Are various reflexes good? Can the sounds of a heart murmur be heard through the stethoscope? Are the hip joints fitting properly in their sockets, or are they dislocated? Generally in the final seconds of the visit, assuming all has gone well up to this point, the doctor mentions the required schedule for six recommended inoculations: This is the point in the visit at which more and more pediatricians report a disheartening turn of events: A proper conversation that respects the reluctant parents' concerns, answers their questions and reassures them that the inoculations are indeed necessary—that countless studies by hundreds of researchers over many decades have shown that vaccinations save millions of lives—will likely take at least another 20 minutes.

Meanwhile, though, other families sit in the waiting room, itching for their own well-baby checkups to start. Having this discussion at the two-month well-baby visit is too late. By then, parents may have read about any issues on the Web or chatted with other moms and dads in the park.

Discussion with medical professionals should begin long before, usually during, or even prior to, the pregnancy.

Childhood vaccines lead to autism fact

Fears and facts Although parents give many reasons for not wanting to vaccinate their children, we have noticed at least three recurring themes. Some do not believe their children are at risk for diseases such as polio, measles and tetanus, which are now rarely seen in the U.

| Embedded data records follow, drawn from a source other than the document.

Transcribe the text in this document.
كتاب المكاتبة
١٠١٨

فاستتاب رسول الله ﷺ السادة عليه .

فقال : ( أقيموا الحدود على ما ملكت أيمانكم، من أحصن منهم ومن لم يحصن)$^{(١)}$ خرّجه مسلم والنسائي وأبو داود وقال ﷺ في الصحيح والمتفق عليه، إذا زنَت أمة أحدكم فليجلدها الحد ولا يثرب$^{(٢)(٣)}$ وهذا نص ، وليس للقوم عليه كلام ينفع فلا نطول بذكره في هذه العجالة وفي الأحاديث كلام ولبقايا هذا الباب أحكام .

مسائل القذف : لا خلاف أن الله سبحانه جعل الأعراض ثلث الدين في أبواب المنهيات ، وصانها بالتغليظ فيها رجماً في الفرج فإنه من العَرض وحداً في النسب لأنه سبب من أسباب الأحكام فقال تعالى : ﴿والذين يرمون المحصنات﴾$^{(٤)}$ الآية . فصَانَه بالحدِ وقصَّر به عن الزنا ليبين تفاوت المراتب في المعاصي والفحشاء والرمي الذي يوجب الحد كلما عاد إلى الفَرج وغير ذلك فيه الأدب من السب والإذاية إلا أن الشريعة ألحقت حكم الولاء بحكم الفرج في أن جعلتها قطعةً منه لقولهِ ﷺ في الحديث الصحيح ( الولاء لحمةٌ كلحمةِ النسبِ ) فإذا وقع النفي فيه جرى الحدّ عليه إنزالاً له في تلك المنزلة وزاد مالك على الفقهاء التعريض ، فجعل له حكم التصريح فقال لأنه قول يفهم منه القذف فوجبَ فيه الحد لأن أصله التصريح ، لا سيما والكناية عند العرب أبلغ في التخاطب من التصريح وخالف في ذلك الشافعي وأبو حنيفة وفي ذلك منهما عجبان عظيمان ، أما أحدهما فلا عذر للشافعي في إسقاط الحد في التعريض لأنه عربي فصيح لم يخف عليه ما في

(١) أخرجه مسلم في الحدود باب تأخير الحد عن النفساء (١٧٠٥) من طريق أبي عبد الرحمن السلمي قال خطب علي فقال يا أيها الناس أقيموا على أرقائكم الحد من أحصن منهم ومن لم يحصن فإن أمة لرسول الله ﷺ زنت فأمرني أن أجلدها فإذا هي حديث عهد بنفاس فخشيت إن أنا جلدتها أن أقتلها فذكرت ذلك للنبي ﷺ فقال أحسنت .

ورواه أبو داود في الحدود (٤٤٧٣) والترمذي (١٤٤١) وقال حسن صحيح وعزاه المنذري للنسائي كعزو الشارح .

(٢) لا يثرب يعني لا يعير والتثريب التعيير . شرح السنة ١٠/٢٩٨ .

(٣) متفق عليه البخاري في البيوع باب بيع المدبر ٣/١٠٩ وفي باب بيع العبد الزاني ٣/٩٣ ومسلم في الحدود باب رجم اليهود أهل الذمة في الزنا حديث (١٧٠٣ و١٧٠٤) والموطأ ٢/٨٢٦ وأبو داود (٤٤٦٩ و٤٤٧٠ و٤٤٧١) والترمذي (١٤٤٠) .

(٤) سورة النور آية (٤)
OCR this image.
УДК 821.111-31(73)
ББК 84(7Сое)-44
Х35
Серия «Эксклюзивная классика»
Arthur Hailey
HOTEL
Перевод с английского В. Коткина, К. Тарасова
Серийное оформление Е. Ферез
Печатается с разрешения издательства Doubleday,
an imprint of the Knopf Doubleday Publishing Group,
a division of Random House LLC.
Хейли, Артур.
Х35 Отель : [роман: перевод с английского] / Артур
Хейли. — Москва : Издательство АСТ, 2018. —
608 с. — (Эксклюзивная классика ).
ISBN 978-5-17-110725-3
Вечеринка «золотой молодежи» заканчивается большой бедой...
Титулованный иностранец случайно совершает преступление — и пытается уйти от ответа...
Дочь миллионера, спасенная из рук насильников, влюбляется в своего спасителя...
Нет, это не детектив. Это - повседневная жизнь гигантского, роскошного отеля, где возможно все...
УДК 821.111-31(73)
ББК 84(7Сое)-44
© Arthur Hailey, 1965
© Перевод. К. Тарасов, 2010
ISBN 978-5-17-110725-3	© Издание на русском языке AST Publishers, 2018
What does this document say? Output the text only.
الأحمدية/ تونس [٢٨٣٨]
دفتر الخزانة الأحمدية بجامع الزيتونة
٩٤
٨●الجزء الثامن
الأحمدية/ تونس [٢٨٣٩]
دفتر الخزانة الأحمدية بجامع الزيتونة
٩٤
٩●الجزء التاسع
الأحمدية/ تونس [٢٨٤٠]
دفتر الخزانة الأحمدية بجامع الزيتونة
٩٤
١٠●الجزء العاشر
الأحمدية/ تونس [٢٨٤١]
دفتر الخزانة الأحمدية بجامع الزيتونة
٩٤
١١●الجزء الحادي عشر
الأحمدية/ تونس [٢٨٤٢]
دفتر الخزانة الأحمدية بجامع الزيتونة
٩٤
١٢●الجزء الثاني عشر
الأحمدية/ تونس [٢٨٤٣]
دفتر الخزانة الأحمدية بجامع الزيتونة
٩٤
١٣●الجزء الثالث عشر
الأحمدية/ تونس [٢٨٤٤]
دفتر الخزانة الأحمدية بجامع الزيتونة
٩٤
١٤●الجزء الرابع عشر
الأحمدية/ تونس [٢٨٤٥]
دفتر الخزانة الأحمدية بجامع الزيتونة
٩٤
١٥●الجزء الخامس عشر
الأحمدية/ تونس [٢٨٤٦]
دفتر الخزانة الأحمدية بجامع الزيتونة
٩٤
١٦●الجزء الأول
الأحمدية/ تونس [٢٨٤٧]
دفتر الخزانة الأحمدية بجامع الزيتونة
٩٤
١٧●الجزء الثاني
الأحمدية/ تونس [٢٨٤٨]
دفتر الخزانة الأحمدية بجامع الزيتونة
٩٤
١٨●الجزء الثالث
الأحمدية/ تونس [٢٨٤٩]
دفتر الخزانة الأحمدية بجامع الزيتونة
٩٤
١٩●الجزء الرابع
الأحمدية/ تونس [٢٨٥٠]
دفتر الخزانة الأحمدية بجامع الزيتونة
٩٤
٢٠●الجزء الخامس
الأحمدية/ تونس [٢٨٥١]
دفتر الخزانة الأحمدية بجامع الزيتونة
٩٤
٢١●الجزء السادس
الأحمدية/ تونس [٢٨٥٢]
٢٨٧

Straight Talk about Vaccination - Scientific American

Others do not believe that certain vaccine-preventable diseases, such as chicken pox and measles, are particularly serious. And many worry about the safety of vaccines. The concerns may be about immediate, well-defined side effects such as fever or may take the form of anxiety that vaccines might harm the immune system or cause chronic diseases years later.By: Marcella Piper-Terry, M.S., Founder of leslutinsduphoenix.com Okay.

I give up. Vaccines do not cause autism.

Childhood vaccines lead to autism fact

Autism is a behavioral diagnosis. In order to receive the diagnosis of “Autism” a child must exhibit a certain number of behaviors over a certain time frame. BY J.B. HANDLEY April 2, Five clear, replicable, and related discoveries explaining how autism is triggered have formed an undeniably clear picture of autism’s causation, and possibly ways to alleviate the symptoms, too.

I have been in the world of special-needs advocacy for 10 years, and in that time I have come across countless people who are defensive, close-minded, and extremely indoctrinated about their across-the-board absolute statements that vaccines can’t cause autism.

Thank you for putting all of this together in one place. It is interesting also to note that Julie Geberding was head of the CDC during the time () that Thompson’s paper was published prior to her move to Merck as President of Vaccines. Vaccines do not cause autism. Despite much controversy on the topic, researchers haven't found a connection between autism and childhood vaccines.

In fact, the original study that ignited the debate years ago has been retracted. Jan 05,  · A now-retracted British study that linked autism to childhood vaccines was an "elaborate fraud" that has done long-lasting damage to public health, a leading medical publication reported Wednesday.